Nobody remembers what was decided in the meeting. That's the real cost.

The standard complaint about meetings is that there are too many of them. Fair enough. But the more expensive problem is quieter and rarely mentioned: even the good meetings leak. A room full of people reaches a decision, everyone nods, everyone leaves, and within a day three of them remember three different versions of what was agreed.
The financial cost of a meeting is easy to calculate: salaries times hours. The cost of a decision that quietly dissolves and has to be re-litigated next week is harder to see and almost certainly larger. That second cost is the one worth fixing, and it turns out to be the more tractable of the two.
Note-taking was always a bad job for a human
For as long as meetings have existed, someone has been stuck taking minutes, which is a genuinely awful task. You cannot write down what was said and think about what was said at the same time. So the person taking notes checks out of the actual discussion, and everyone else assumes the notes will capture it, and the result is a document that records the agenda items but misses the one offhand sentence where the real decision happened.
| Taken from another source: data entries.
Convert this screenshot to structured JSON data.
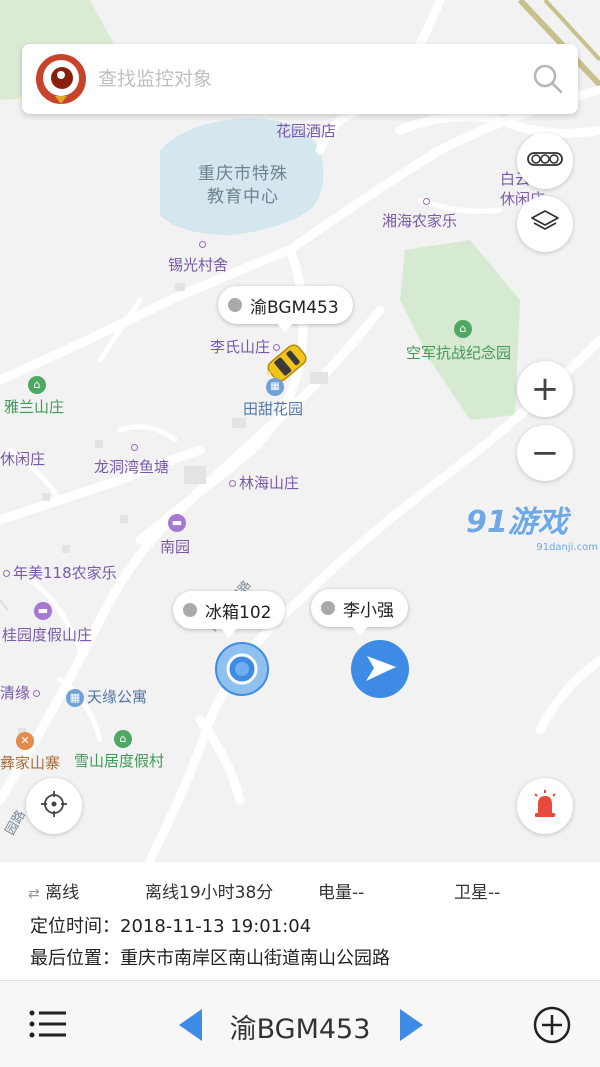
{
  "search": {
    "placeholder": "查找监控对象"
  },
  "map": {
    "water_label": "重庆市特殊\n教育中心",
    "pois": {
      "huayuan_hotel": "花园酒店",
      "baiyun_leisure": "白云山",
      "xiuxian": "休闲庄",
      "xianghai": "湘海农家乐",
      "xiguang": "锡光村舍",
      "lishi": "李氏山庄",
      "tiantian": "田甜花园",
      "kongjun": "空军抗战纪念园",
      "yalan": "雅兰山庄",
      "xiuxianzhuang": "休闲庄",
      "longdong": "龙洞湾鱼塘",
      "linhai": "林海山庄",
      "nanyuan": "南园",
      "nianmei": "年美118农家乐",
      "guiyuan": "桂园度假山庄",
      "qingyuan": "清缘",
      "tianyuan": "天缘公寓",
      "xueshan": "雪山居度假村",
      "yijia": "彝家山寨",
      "road_nanshan": "南山公园路",
      "road_yuanlu": "园路"
    },
    "watermark": {
      "brand": "91游戏",
      "domain": "91danji.com"
    }
  },
  "vehicles": [
    {
      "label": "渝BGM453",
      "status": "offline"
    },
    {
      "label": "冰箱102",
      "status": "offline"
    },
    {
      "label": "李小强",
      "status": "offline"
    }
  ],
  "controls": {
    "traffic_icon": "traffic-light-icon",
    "layers_icon": "layers-icon",
    "zoom_in": "+",
    "zoom_out": "−",
    "locate_icon": "crosshair-icon",
    "alarm_icon": "siren-icon"
  },
  "info": {
    "connection_icon": "swap-arrows-icon",
    "status": "离线",
    "offline_duration": "离线19小时38分",
    "battery": "电量--",
    "satellite": "卫星--",
    "locate_time_label": "定位时间：",
    "locate_time": "2018-11-13 19:01:04",
    "last_position_label": "最后位置：",
    "last_position": "重庆市南岸区南山街道南山公园路"
  },
  "bottom": {
    "current_device": "渝BGM453",
    "menu_icon": "list-icon",
    "prev_icon": "triangle-left-icon",
    "next_icon": "triangle-right-icon",
    "add_icon": "plus-circle-icon"
  },
  "colors": {
    "accent_blue": "#3d8be5",
    "brand_red": "#c7442a",
    "alarm_red": "#e84b3c",
    "park_green": "#d6ead2",
    "water_blue": "#d4e6ee"
  }
}
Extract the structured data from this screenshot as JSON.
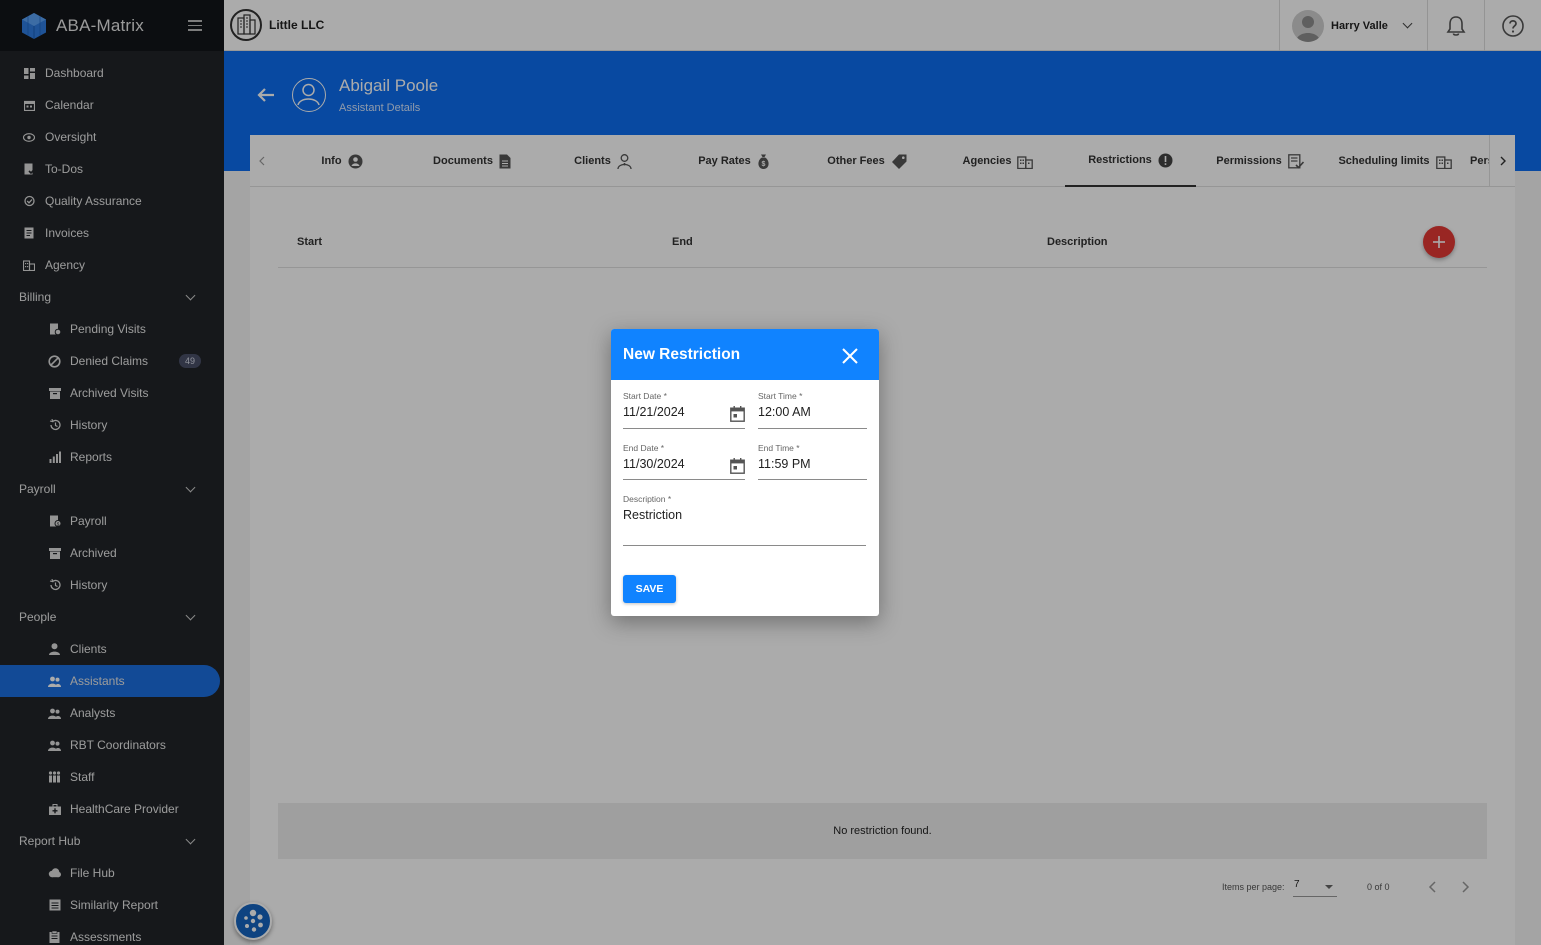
{
  "app": {
    "name": "ABA-Matrix"
  },
  "sidebar": {
    "items": [
      {
        "label": "Dashboard",
        "icon": "dashboard-icon"
      },
      {
        "label": "Calendar",
        "icon": "calendar-icon"
      },
      {
        "label": "Oversight",
        "icon": "eye-icon"
      },
      {
        "label": "To-Dos",
        "icon": "todo-icon"
      },
      {
        "label": "Quality Assurance",
        "icon": "qa-icon"
      },
      {
        "label": "Invoices",
        "icon": "invoice-icon"
      },
      {
        "label": "Agency",
        "icon": "building-icon"
      }
    ],
    "billing": {
      "label": "Billing",
      "items": [
        {
          "label": "Pending Visits",
          "icon": "pending-icon"
        },
        {
          "label": "Denied Claims",
          "icon": "denied-icon",
          "badge": "49"
        },
        {
          "label": "Archived Visits",
          "icon": "archive-icon"
        },
        {
          "label": "History",
          "icon": "history-icon"
        },
        {
          "label": "Reports",
          "icon": "reports-icon"
        }
      ]
    },
    "payroll": {
      "label": "Payroll",
      "items": [
        {
          "label": "Payroll",
          "icon": "payroll-icon"
        },
        {
          "label": "Archived",
          "icon": "archive-icon"
        },
        {
          "label": "History",
          "icon": "history-icon"
        }
      ]
    },
    "people": {
      "label": "People",
      "items": [
        {
          "label": "Clients",
          "icon": "person-icon"
        },
        {
          "label": "Assistants",
          "icon": "people-icon",
          "active": true
        },
        {
          "label": "Analysts",
          "icon": "people-icon"
        },
        {
          "label": "RBT Coordinators",
          "icon": "people-icon"
        },
        {
          "label": "Staff",
          "icon": "staff-icon"
        },
        {
          "label": "HealthCare Provider",
          "icon": "medical-bag-icon"
        }
      ]
    },
    "reporthub": {
      "label": "Report Hub",
      "items": [
        {
          "label": "File Hub",
          "icon": "cloud-icon"
        },
        {
          "label": "Similarity Report",
          "icon": "report-icon"
        },
        {
          "label": "Assessments",
          "icon": "assessment-icon"
        }
      ]
    }
  },
  "topbar": {
    "org_name": "Little LLC",
    "user_name": "Harry Valle"
  },
  "header": {
    "person_name": "Abigail Poole",
    "subtitle": "Assistant Details"
  },
  "tabs": [
    {
      "label": "Info"
    },
    {
      "label": "Documents"
    },
    {
      "label": "Clients"
    },
    {
      "label": "Pay Rates"
    },
    {
      "label": "Other Fees"
    },
    {
      "label": "Agencies"
    },
    {
      "label": "Restrictions",
      "active": true
    },
    {
      "label": "Permissions"
    },
    {
      "label": "Scheduling limits"
    },
    {
      "label": "Pers"
    }
  ],
  "table": {
    "columns": [
      "Start",
      "End",
      "Description"
    ],
    "empty_text": "No restriction found.",
    "items_per_page_label": "Items per page:",
    "items_per_page": "7",
    "range": "0 of 0"
  },
  "modal": {
    "title": "New Restriction",
    "start_date": {
      "label": "Start Date *",
      "value": "11/21/2024"
    },
    "start_time": {
      "label": "Start Time *",
      "value": "12:00 AM"
    },
    "end_date": {
      "label": "End Date *",
      "value": "11/30/2024"
    },
    "end_time": {
      "label": "End Time *",
      "value": "11:59 PM"
    },
    "description": {
      "label": "Description *",
      "value": "Restriction"
    },
    "save_label": "SAVE"
  },
  "colors": {
    "sidebar_bg": "#212529",
    "accent_blue": "#0c6ef0",
    "modal_blue": "#1083ff",
    "add_red": "#e53935"
  }
}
Hybrid work made this worse. Half the room is on a screen, audio drops, the person who would normally scribble is now also running the video call. The note quality fell exactly when clear records became more important.
What changed
Speech recognition got good enough, and then it got cheap enough, to take the job away from the human entirely. Modern transcription runs at accuracy in the mid-90s on clear audio, handles dozens of languages, and now costs cents where it used to cost dollars a minute. The interesting shift is what sits on top of the transcript.
A tool no longer just hands you a wall of text. It identifies who spoke, detects that the recording was a meeting rather than a lecture, and produces a structured note: a short summary, the key points, and the action items, with the decision attached to the moment it was made. Everyone in the room, including the people on screens, gets the same record. There is nothing left to misremember.
Products in this category, including vomo ai, let you capture audio live, upload a recording, or paste a video link, then get the summary and action items back a few minutes later. You can also query the transcript afterward, asking something like "what did we agree on the budget" and getting the answer with the exact quote, which is a far cry from scrolling through an hour of text hoping to find the sentence.
The habit change is the point
The technology is the easy part. The behavior change is what actually captures the value. Teams that adopt this well stop assigning a note-taker at all, which quietly gives one more person their attention back. They stop starting meetings by reconstructing the last one. And they build up a searchable archive of decisions, so the answer to "why did we choose this six months ago" is a search, not an argument.
None of this makes meetings shorter, and it would be dishonest to promise that it does. It makes them stick. For most organisations the problem was never the hour spent in the room. It was that the hour evaporated the moment the room emptied, and that particular leak is now cheap to plug.